When to Trip the Heater

Trip Without Delay — Do Not Wait for More Alarms
Any one of the conditions below is sufficient reason to trip. You do not need all conditions to be met simultaneously. When in doubt, trip the heater.
01
Complete flow loss to any pass
Zero or near-zero flow confirmed on any individual pass. One dry pass at full fire is sufficient for rapid TMT escalation.
02
Flow below minimum design rate
Total or per-pass flow below the minimum safe operating velocity specified in site procedures. Typically < 25–30% of design rate.
03
TMT approaching design limit
Tube metal temperature rising toward or exceeding the design maximum for the tube material and service. See Operating Limits page for material-specific limits.
04
Cause unknown after ~2 minutes
Feed not restored and cause of loss cannot be identified and corrected within site-defined hold period. Do not continue to hold at minimum fire indefinitely.

Recovery After Feed Restoration

Do Not Re-Fire Before Verifying Tube Condition
If the heater was tripped during the loss of feed event, do not re-light until tube condition has been assessed. Tubes exposed to overtemperature may have sustained creep damage that is not immediately visible.
Post-Event Recovery
Type: Recovery Steps: 6
01
Confirm feed is fully restored and stable on all passes
Verify flow on each pass individually. Do not rely on total feed flow alone. Pass balance must be confirmed before any attempt to re-fire.
02
Review TMT readings — confirm all within normal range
Check all tube metal temperature readings. If any remain elevated after flow has been restored, do not re-fire — consult site engineering or inspection team.
03
Visually inspect tubes through peepsites for damage
Look for tube bowing, localised bulging, discolouration, or scale loss. Any visible deformation is a mandatory stop — do not re-fire. Engage inspection team before proceeding.
04
Identify and rectify the root cause
Do not re-fire until the cause of the loss of feed has been confirmed and corrected. If the cause is unknown, escalate to engineering before restart.
05
Obtain supervisor authority and re-fire per startup procedure
All re-fire decisions after a loss of feed event require shift supervisor or site authority. Follow the standard startup procedure — do not shortcut the purge and pre-ignition sequence.
06
Complete incident report and post-event review
A formal incident report is required for all loss of feed events, whether or not tube damage occurred. Include timeline, cause, response actions, and duration of reduced/zero flow.

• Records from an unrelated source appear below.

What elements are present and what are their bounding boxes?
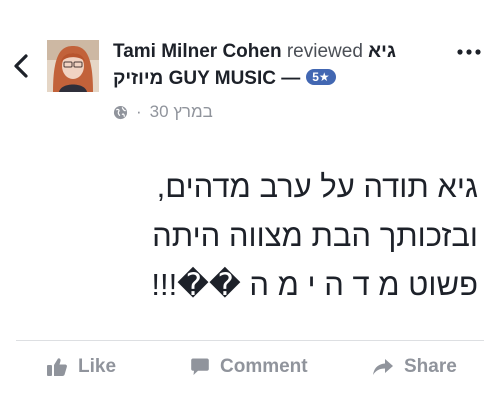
avatar[interactable] [47,40,99,92]
comment-bubble-icon [191,358,209,375]
review-line: גיא תודה על ערב מדהים, [156,169,478,204]
like-button[interactable]: Like [46,350,116,384]
post-date[interactable]: 30 במרץ [150,102,213,122]
back-button[interactable] [10,52,34,80]
page-name-part1[interactable]: גיא [368,41,396,62]
more-options-button[interactable] [456,44,482,55]
avatar-photo [47,40,99,92]
review-text: גיא תודה על ערב מדהים, ובזכותך הבת מצווה… [20,162,478,309]
share-arrow-icon [373,359,393,375]
more-dots-icon [457,49,481,55]
action-bar: Like Comment Share [0,350,500,384]
chevron-left-icon [14,54,28,78]
post-header: Tami Milner Cohen reviewed גיא מיוזיק GU… [113,38,448,92]
action-verb: reviewed [286,41,363,62]
comment-label: Comment [220,356,308,377]
globe-icon [113,105,128,119]
share-button[interactable]: Share [372,350,457,384]
review-line: פשוט מ ד ה י מ ה ��!!! [151,267,478,302]
rating-badge: 5★ [306,69,336,85]
comment-button[interactable]: Comment [190,350,308,384]
divider [16,340,484,341]
share-label: Share [404,356,457,377]
review-line: ובזכותך הבת מצווה היתה [152,218,478,253]
post-meta: · 30 במרץ [113,102,213,122]
thumbs-up-icon [47,358,67,376]
author-name[interactable]: Tami Milner Cohen [113,41,282,62]
like-label: Like [78,356,117,377]
page-name-part2[interactable]: מיוזיק GUY MUSIC — [113,68,300,89]
separator-dot: · [136,102,142,121]
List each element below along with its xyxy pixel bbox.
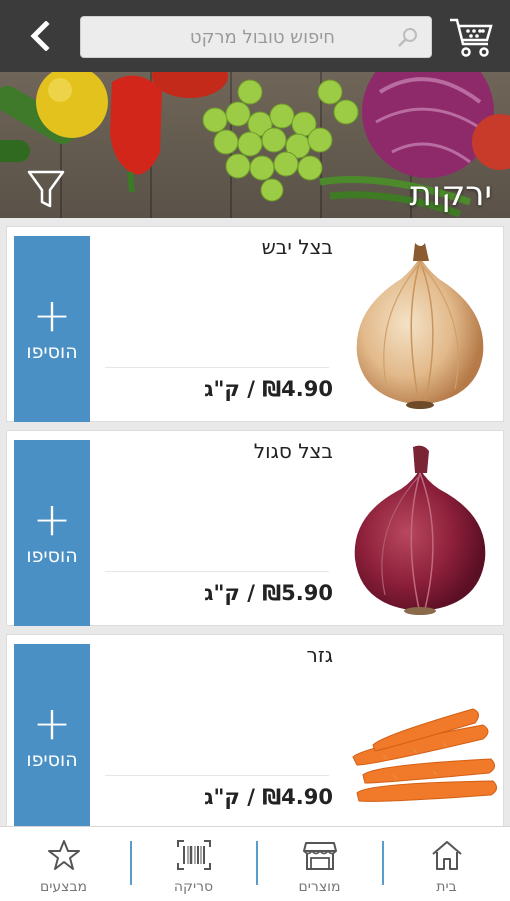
product-name: גזר <box>306 643 333 667</box>
product-card[interactable]: + הוסיפו בצל יבש ₪4.90 / ק"ג <box>6 226 504 422</box>
add-button-label: הוסיפו <box>26 749 78 771</box>
red-onion-image <box>354 445 486 615</box>
filter-icon[interactable] <box>26 168 66 210</box>
divider <box>105 775 329 776</box>
barcode-icon <box>176 840 211 870</box>
nav-home[interactable]: בית <box>383 827 510 901</box>
search-box[interactable] <box>80 16 432 58</box>
store-icon <box>302 842 337 870</box>
nav-label: סריקה <box>173 879 214 895</box>
carrots-image <box>352 708 497 802</box>
product-price: ₪4.90 / ק"ג <box>204 785 333 809</box>
nav-scan[interactable]: סריקה <box>130 827 257 901</box>
add-to-cart-button[interactable]: + הוסיפו <box>14 644 90 830</box>
search-icon <box>398 28 417 47</box>
star-icon <box>47 840 80 870</box>
divider <box>105 571 329 572</box>
back-button[interactable] <box>22 18 58 54</box>
onion-image <box>356 243 484 409</box>
product-card[interactable]: + הוסיפו בצל סגול ₪5.90 / ק"ג <box>6 430 504 626</box>
plus-icon: + <box>32 696 72 750</box>
product-card[interactable]: + הוסיפו גזר ₪4.90 / ק"ג <box>6 634 504 830</box>
product-name: בצל יבש <box>261 235 333 259</box>
category-title: ירקות <box>409 174 492 214</box>
nav-products[interactable]: מוצרים <box>256 827 383 901</box>
nav-label: בית <box>436 879 457 895</box>
add-to-cart-button[interactable]: + הוסיפו <box>14 440 90 626</box>
search-input[interactable] <box>81 17 431 57</box>
home-icon <box>431 841 462 870</box>
product-name: בצל סגול <box>253 439 333 463</box>
chevron-left-icon <box>30 21 50 51</box>
top-bar <box>0 0 510 72</box>
add-button-label: הוסיפו <box>26 341 78 363</box>
product-price: ₪4.90 / ק"ג <box>204 377 333 401</box>
product-price: ₪5.90 / ק"ג <box>204 581 333 605</box>
plus-icon: + <box>32 288 72 342</box>
bottom-navigation: מבצעים סריקה מוצרים בית <box>0 826 510 901</box>
nav-label: מוצרים <box>298 879 341 895</box>
nav-label: מבצעים <box>39 879 88 895</box>
nav-deals[interactable]: מבצעים <box>0 827 127 901</box>
divider <box>105 367 329 368</box>
category-banner: ירקות <box>0 72 510 218</box>
add-to-cart-button[interactable]: + הוסיפו <box>14 236 90 422</box>
cart-icon[interactable] <box>448 14 494 58</box>
add-button-label: הוסיפו <box>26 545 78 567</box>
plus-icon: + <box>32 492 72 546</box>
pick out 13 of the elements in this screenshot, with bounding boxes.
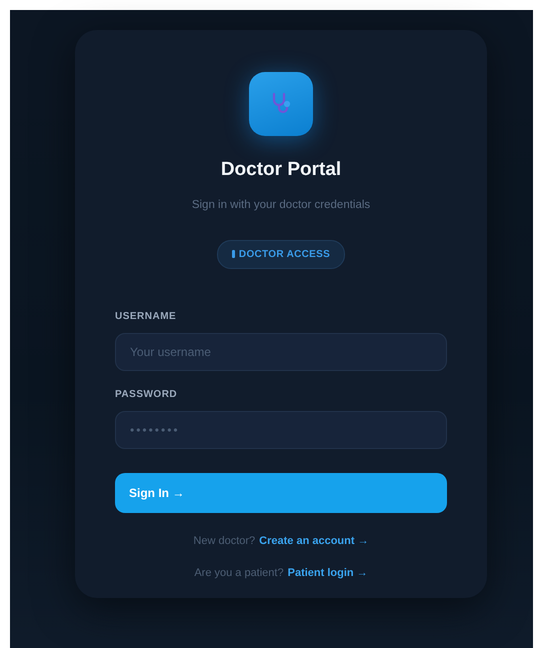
username-field[interactable]: Your username	[115, 332, 447, 371]
subtitle: Sign in with your doctor credentials	[192, 198, 370, 212]
field-label: USERNAME	[115, 310, 178, 324]
portal-title: Doctor Portal	[220, 158, 342, 182]
prompt-text: Are you a patient?	[194, 566, 284, 582]
link[interactable]: Create an account →	[259, 532, 369, 550]
access-badge: DOCTOR ACCESS	[216, 240, 346, 269]
logo-icon	[249, 72, 313, 136]
password-field[interactable]: ••••••••	[115, 410, 447, 449]
field-label: PASSWORD	[115, 388, 178, 402]
prompt-text: New doctor?	[193, 534, 256, 549]
marker-icon	[232, 250, 235, 258]
link[interactable]: Patient login →	[288, 565, 368, 582]
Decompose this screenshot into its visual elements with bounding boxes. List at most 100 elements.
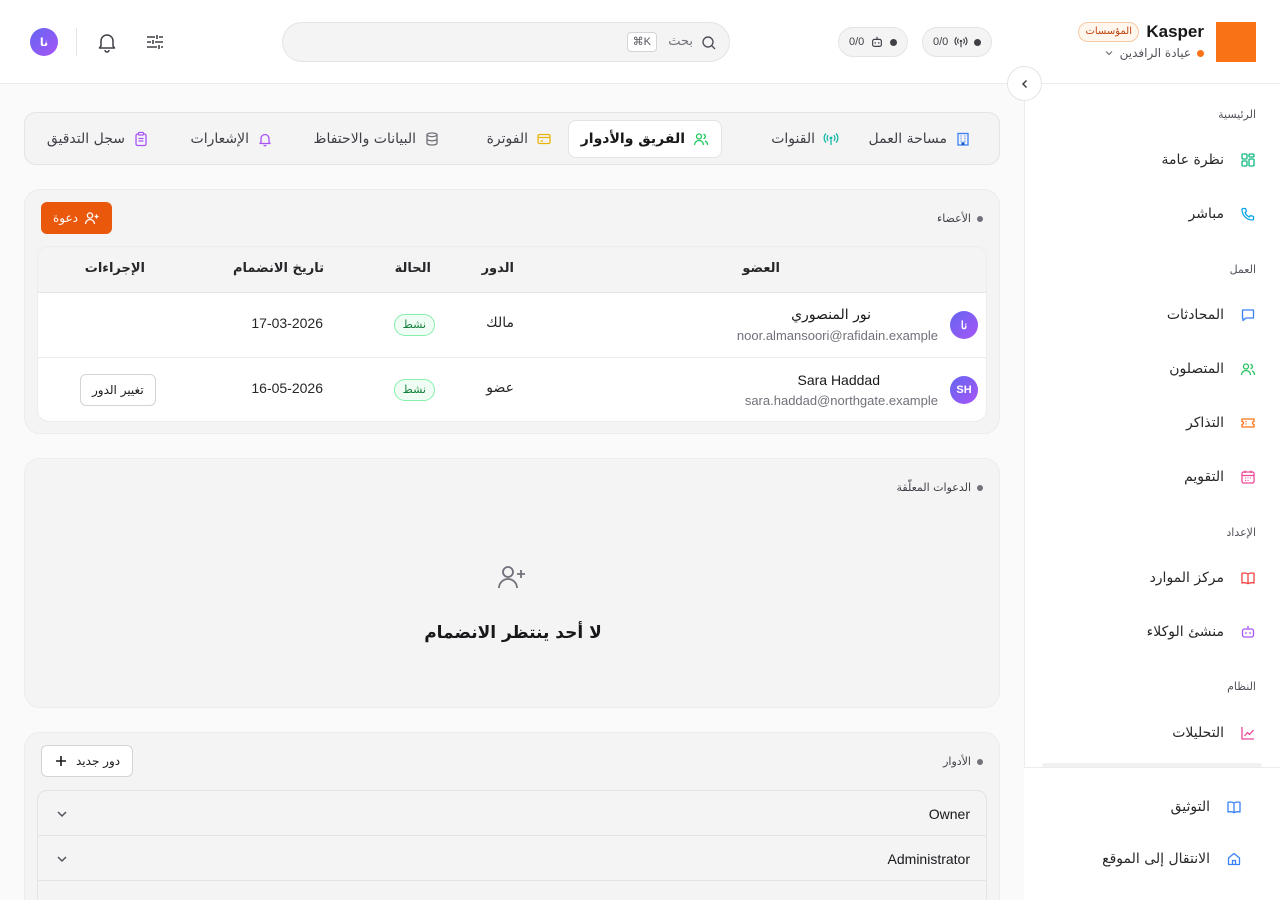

Controlled Turndown vs. Uncontrolled Loss

A planned low-flow turndown during a process rate reduction is fundamentally different from an uncontrolled loss. Understanding this distinction helps operators calibrate the urgency of their response.

Factor Controlled Turndown Uncontrolled Loss
Firing level Reduced proportionally with flow Unchanged at time of flow loss
Heat flux per unit flow Maintained at design ratio Spikes — heat input exceeds fluid capacity
Minimum velocity Maintained above design minimum May drop below minimum instantly
Advance notice Planned — operator prepared No notice — response must be immediate
Operator response Monitor and maintain heat balance Emergency — reduce firing immediately
Tube risk Low if procedure followed correctly High — escalating risk with time
Minimum Flow Velocity
Each heater has a minimum process fluid velocity specified in design documentation — below this velocity, film boiling or coke deposition risk increases significantly. This threshold, not just total flow volume, defines safe low-flow operation. Confirm the site-specific minimum with your engineering team.